Cette dernière met en avant la responsabilité individuelle, un changement de rapport au travail qui ne concerne pas seulement les digitals nomads, mais aussi les freelances et, de plus en plus, les salariés. Quoi qu’il en soit, les digitals nomads ont ouvert de nouvelles perspectives, de nouvelles possibilités, en profitant pleinement des évolutions de nos sociétés.
Aller plus loin
- Du même auteur. (2020) Comment s’adapte-t-on à une autre culture et quelles en sont les conséquences au travail ?
- Du même auteur. (2019) Avez-vous une bonne compétence interculturelle ?
- Du même auteur. (2017). Diversité culturelle : existe-t-elle vraiment ?
Références
- Graeber, D. (2018) Bullshit jobs: a theory, 1st edn. London : Allen Lane.

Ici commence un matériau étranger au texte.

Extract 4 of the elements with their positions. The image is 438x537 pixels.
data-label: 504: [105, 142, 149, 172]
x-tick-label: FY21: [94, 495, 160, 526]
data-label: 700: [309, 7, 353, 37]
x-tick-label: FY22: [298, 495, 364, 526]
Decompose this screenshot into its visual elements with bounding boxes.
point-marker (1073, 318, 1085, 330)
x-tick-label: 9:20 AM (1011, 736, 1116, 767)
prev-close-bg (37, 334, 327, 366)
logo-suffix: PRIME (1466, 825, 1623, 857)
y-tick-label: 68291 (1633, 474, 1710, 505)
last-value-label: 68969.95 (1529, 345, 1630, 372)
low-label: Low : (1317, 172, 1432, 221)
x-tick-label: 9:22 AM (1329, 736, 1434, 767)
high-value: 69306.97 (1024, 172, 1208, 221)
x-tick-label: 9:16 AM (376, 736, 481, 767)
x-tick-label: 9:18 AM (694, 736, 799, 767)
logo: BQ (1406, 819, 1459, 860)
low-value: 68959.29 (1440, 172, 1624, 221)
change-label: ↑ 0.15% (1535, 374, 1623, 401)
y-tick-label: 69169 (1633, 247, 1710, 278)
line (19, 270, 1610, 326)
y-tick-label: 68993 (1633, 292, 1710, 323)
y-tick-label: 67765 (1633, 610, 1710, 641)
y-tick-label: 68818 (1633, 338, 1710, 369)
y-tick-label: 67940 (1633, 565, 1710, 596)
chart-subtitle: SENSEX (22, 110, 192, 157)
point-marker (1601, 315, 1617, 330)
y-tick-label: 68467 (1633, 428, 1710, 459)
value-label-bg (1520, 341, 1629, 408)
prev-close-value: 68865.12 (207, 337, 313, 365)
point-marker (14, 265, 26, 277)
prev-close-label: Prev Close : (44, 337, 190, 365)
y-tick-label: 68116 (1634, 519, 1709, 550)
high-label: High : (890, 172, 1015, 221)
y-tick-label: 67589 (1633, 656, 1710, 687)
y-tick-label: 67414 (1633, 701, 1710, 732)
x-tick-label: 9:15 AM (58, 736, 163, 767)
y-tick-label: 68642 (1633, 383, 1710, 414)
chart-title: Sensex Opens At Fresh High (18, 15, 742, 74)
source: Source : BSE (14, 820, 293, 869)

- Reichenberger, I. (2018). Digital nomads–a quest for holistic freedom in work and leisure. Annals of Leisure Research, 21(3), 364-380.
- Cook, D. (2020). The freedom trap: digital nomads and the use of disciplining practices to manage work/leisure boundaries. Information Technology and Tourism, 22(3), 355–390. https://doi.org/10.1007/s40558-020-00172-4
- Nash, C., Jarrahi, M. H., Sutherland, W., & Phillips, G. (2018, March). Digital nomads beyond the buzzword: Defining digital nomadic work and use of digital technologies. In International Conference on Information (pp. 207-217). Springer, Cham.
- Wajcman, J. (2019). The digital architecture of time management. Science, Technology, & Human Values, 44(2), 315-337.
- Harvey, D. (2007). A brief history of neoliberalism. Oxford University Press, USA.
- Rose, N. (2017). Still ‘like birds on the wire’? Freedom after neoliberalism. Economy and Society, 46(3-4), 303-323.
- [a] « It’s impossible to see anything on a laptop in direct sunlight, and no one is ever going to put an expensive Macbook anywhere near sand or water! ». Propos recueilli par Dave Cook en 2020.
- [b] « There is apparently no activity that cannot be made better by being made faster » : Judy Wajcman, 2018, p.9.